3 key aspects about statistical power in impact assessments
Impact assessment results are usually translated into public policy decisions. The "statistical power" is one of the items that helps ensure that such results actually reflect the assessed policy impact.
Is it the same to retrieve a scuba diving mask from a pool as to retrieve it from the bottom of the sea? If our diving mask sinks into a pool, it is likely we could retrieve it ourselves, or with the help of a partner. However, losing the mask in the sea is more complicated. We will probably need several people to help us recover it, or we may have to consider it lost, when, in fact, it is really very close to us.
Statistical power is represented by the number of people that we need to retrieve our diving mask, since it has not been lost. From the statistical point of view, power is defined as the ability of a specific study to detect the effects of an intervention when it actually had an impact on the test group. One of the most important determinants of statistical power is the size of the experimental sample. The bigger it is, the more precise estimates will be, and researchers will be more likely to detect the impacts of the assessed intervention, if any.
Below, we describe three keys aspects of the role of statistical power and its importance regarding impact assessments results.
1. An assessment with low statistical power is inconclusive
If the study sample size is very small, it is possible that, although the intervention may have had effects, we cannot detect the impacts on the interest variable. Therefore, there is a high risk that public servants rule out programs that were actually effective and that made significant changes in the test group. At the same time, including this false evidence in literature could discourage the implementation of similar programs in the future. In this regard, an impact assessment without statistical power to detect effects cannot reach conclusive results since, if no effects are detected, it will not be possible to differentiate the policy ineffectiveness (losing the mask) from the lack of statistical power (insufficient number of people to get it back).
2. Power calculations allow you to set the ideal sample size or define the minimum effect that we will be able to detect
In the world of public policies, there are budget constraints that can limit the number of beneficiaries of a program or the reach of information research associated with the assessment. To ensure cost-effectiveness, it is possible to perform ex ante power calculations and define the ideal sample size or the minimum effect we can detect, given a particular sample.
If the sample is already defined and it is not possible to expand it, power calculations help us estimate the minimum effect of the intervention that we can theoretically detect given such constraints. The smaller the minimum detectable effect, the greater the assessment’s statistical power.
To exemplify this statement, let’s go back to the example: the greater the number of people who will help us retrieve the mask, the more trained we will be to retrieve it, regardless of being lost in a pool or at sea. Imagining that we only have two people, we will probably manage to retrieve it from a swimming pool, but we will surely not be able to retrieve it from the sea.
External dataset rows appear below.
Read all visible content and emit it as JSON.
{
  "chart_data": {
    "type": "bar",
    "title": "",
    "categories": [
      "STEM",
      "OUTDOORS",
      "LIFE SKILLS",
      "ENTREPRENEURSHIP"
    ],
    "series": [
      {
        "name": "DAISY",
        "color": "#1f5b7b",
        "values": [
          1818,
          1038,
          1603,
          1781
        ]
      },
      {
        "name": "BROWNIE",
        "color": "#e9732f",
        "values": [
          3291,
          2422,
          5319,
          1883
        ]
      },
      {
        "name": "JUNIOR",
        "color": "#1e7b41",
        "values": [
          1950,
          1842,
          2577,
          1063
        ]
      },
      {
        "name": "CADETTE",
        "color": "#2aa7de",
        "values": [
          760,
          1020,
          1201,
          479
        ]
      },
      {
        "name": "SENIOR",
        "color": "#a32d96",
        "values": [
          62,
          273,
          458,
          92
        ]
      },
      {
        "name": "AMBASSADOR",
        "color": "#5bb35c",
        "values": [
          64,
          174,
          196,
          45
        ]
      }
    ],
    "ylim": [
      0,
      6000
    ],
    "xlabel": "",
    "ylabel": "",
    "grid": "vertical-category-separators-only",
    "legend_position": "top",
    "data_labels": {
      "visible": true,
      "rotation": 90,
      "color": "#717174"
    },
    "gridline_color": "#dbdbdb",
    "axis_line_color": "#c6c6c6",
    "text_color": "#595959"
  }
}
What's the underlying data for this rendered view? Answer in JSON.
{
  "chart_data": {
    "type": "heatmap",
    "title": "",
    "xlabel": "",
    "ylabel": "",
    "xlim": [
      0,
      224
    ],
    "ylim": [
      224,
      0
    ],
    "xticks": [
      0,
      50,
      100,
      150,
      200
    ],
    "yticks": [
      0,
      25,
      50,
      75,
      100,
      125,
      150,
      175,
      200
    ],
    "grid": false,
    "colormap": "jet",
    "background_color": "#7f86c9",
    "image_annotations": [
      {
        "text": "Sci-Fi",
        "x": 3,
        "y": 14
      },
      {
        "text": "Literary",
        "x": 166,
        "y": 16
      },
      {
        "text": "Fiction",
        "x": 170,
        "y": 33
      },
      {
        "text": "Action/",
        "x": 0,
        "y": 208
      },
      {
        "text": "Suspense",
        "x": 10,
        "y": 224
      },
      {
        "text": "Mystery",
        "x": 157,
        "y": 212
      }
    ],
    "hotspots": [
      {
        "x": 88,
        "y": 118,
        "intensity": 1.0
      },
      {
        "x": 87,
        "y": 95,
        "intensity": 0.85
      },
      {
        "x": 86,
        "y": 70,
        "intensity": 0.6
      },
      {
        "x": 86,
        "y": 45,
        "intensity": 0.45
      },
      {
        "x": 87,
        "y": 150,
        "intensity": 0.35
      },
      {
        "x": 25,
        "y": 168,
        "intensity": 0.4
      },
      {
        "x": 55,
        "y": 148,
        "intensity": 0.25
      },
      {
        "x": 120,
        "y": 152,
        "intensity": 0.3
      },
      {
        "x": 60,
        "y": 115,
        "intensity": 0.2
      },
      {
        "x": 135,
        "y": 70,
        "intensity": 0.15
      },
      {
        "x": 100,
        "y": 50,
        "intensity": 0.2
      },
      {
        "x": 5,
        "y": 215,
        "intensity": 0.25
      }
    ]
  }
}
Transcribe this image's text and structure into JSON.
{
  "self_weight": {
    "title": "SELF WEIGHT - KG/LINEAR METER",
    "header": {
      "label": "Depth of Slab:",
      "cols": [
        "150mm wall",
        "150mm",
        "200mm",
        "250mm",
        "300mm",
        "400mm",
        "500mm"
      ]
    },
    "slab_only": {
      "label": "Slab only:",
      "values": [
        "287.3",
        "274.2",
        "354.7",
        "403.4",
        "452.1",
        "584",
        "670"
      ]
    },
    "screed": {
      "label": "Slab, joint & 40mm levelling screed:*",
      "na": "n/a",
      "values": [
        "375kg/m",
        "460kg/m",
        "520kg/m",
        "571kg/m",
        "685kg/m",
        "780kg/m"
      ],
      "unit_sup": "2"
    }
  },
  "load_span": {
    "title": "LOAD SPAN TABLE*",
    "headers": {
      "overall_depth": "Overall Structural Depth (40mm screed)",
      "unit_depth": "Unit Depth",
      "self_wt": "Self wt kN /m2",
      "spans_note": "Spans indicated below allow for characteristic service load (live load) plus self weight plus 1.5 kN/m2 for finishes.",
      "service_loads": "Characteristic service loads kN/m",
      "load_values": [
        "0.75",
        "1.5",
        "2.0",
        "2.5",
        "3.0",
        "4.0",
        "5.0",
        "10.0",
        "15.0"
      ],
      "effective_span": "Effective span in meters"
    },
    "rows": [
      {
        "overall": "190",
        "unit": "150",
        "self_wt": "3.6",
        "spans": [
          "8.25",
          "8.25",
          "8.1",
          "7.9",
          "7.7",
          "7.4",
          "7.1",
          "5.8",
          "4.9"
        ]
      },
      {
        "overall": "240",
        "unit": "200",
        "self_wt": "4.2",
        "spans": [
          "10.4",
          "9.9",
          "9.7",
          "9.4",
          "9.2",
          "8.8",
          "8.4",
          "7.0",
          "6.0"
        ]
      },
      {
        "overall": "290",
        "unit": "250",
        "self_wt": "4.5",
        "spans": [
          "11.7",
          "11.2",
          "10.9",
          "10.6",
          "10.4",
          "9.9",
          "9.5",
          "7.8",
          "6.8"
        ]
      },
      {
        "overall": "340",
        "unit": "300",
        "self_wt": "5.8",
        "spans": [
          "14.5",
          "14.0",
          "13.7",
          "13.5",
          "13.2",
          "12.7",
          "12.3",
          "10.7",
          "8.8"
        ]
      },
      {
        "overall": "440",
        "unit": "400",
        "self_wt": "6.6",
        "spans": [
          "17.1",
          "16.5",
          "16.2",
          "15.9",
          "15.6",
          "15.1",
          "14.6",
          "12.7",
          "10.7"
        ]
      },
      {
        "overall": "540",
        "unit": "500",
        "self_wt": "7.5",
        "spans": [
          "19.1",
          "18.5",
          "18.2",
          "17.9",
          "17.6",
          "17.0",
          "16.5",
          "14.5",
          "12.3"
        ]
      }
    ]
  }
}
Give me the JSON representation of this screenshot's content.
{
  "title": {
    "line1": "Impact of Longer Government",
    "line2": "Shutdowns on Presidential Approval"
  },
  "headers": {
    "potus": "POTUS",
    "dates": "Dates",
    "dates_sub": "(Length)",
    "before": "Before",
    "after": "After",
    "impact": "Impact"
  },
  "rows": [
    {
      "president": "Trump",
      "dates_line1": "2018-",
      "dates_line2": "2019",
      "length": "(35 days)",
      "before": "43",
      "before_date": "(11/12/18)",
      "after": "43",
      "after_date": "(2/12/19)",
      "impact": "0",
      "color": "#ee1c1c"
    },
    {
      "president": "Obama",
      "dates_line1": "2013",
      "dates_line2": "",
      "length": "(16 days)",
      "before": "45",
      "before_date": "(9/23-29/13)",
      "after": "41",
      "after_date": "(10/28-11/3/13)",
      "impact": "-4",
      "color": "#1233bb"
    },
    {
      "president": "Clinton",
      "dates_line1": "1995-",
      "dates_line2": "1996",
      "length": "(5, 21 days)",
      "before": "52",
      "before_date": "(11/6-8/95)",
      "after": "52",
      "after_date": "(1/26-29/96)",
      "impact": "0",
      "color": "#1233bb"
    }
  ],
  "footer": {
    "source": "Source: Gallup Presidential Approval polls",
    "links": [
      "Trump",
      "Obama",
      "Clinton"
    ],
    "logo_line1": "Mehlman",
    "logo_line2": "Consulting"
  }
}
Therefore, if the successful effect of our policy turns out to be small and we did not have statistical power, it may be impossible for us to see, running the risk of stating there were no impacts, when there were some in fact.
Power calculations give us information about the capacity we have to detect impacts prior to the intervention. Based on this data, we can determine if we have enough statistical power to identify large or very small effects.
3. The sample size is key, but other elements should also be considered
Despite being a determining factor, the sample size and the minimal effect which we expect to detect as a result of the assessment are not the only relevant factors. Statistical power is also related to both the assessment design (if there are one or more test groups), and the randomization level, i.e., when the assignment for testing or control is made by groups (schools, municipalities, hospitals), and not at an individual level. In addition, there is a possible risk of noncompliance and contamination , or a high rate of exhaustion. All of these elements have an impact on the effective sample size and, thus, on the statistical power. We will later describe this relationship and its implications in detail.
The results of an impact assessment can have significant implications on public policy decisions. Therefore, ensuring that these findings really reflect the impact of the programs is essential. In this context, the statistical power is a key element to be considered by those in charge of the assessment.